We did this in three parts:
- Building the station:
We each got given a battery pack, a terminal block (chocolate block), a wooden base and screws:
First, we screwed the chocolate block onto the wooden base,
connected the wires from the battery pack to it and glued the battery pack on.
Next, we needed to do some ‘tampering’ with sandpaper, just like the Ozzie cricket player =) Watch Arya and Reuben on the photo below:
In our case we did not do this to cheat, but to remove the coating from the coil – ie we bared the wires of the coil before we wound it around a big nail.
We then created an open circuit by connecting the wire ends to the chocolate block, one negative one positive. Then we put our ‘switch’ (= little insulated nail) in the right spot on the chocolate block to close the current AND tadaaaa…with the closed circuit we could pick up a paper clip with the nail!
- Creating an electromagnetic solenoid
We did this by tampering with (sanding ends) and rolling up another long piece of coil around a paper straw. We took it off the straw and had a little wire tunnel which we connected to the chocolate box. By connecting the ‘switch’ to that we could hold and move the nail inside the tunnel…very cool!
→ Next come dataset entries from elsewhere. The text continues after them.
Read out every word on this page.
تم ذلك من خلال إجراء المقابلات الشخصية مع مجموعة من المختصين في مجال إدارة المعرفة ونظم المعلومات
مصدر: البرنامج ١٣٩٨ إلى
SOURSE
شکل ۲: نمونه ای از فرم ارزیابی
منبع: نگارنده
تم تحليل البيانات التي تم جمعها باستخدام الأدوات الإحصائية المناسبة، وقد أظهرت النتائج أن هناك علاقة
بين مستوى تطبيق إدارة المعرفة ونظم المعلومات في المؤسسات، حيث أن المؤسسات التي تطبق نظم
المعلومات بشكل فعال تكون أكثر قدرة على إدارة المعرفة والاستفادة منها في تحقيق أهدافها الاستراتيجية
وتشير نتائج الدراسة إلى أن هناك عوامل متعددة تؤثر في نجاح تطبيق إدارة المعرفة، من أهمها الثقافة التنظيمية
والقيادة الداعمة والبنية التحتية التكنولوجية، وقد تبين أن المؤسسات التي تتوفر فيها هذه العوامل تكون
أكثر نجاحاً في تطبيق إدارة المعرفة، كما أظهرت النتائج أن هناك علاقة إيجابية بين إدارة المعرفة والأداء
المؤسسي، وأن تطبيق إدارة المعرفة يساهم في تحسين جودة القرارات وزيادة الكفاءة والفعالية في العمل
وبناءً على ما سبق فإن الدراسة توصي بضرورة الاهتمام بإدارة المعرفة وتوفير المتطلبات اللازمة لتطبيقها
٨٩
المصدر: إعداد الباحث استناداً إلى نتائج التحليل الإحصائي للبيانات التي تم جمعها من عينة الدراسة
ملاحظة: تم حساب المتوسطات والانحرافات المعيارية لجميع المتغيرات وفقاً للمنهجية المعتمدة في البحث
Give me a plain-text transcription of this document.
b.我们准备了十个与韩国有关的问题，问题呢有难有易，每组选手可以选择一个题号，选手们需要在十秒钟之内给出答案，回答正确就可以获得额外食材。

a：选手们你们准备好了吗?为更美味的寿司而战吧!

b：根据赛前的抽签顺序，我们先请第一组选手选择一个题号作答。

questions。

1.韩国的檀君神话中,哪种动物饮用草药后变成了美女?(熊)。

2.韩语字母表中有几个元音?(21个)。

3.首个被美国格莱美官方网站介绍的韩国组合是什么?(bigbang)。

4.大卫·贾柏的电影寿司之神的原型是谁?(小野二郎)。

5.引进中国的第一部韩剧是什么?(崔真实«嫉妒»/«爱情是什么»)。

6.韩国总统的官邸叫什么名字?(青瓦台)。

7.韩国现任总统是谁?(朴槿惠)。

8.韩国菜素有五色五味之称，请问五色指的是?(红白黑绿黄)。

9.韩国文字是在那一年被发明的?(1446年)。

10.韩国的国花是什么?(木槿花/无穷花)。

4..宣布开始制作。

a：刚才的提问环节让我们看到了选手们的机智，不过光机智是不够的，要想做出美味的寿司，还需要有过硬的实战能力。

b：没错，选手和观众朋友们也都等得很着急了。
- We then created an electromagnetic Motor
Yes, we did more ‘coil tampering’ – i.e. bared the ends of another 4 meters of coil - which we then rolled into a circle, this is the blue wire you can see in the picture below.
Hamish then did his magic and attached this on a piece of wooden stick that he had soldered before.
We then had to screw the circle shaped wires onto the two wooden blocks on the base and fit the stick with the blue coil in there.
And yes, you guessed right, in order for this to create a circuit later we had to connect the cables to the chocolate block. Look at Aria working away.
Then something cool happened: We got given three magnets each, and by ‘switching’ on the circuit for this and holding the magnets next to the blue wire thingy, this started to rotate very fast! Tadaaa- our motor was finished.
Thanks to all the preparation that Nigel did before the class (assembling the terminal block, preparing the cables and wires etc) we finished in time to have a good play with our station. THANK YOU NIGEL! =)
During class we got slightly distracted by two visitors in the backyard:
- a very cute cat. Hmmm, maybe this is Nigel’s?
- my not-so-cute older sister…what the heck is she doing?!?
I really like STEM Club, as I learn something new every week and I love tinkering and creating things.
My mum says she also learns a lot by helping me during class. She hopes that one day we will build a Flux capacitator…REALLY, she enjoys STEM Club so much she wrote the draft of this blog and I only kind of signed it off…
I wish I could do STEM Club every day! Thank you Hamish and Nigel – you are awesome sharing your knowledge with us and making it so fun.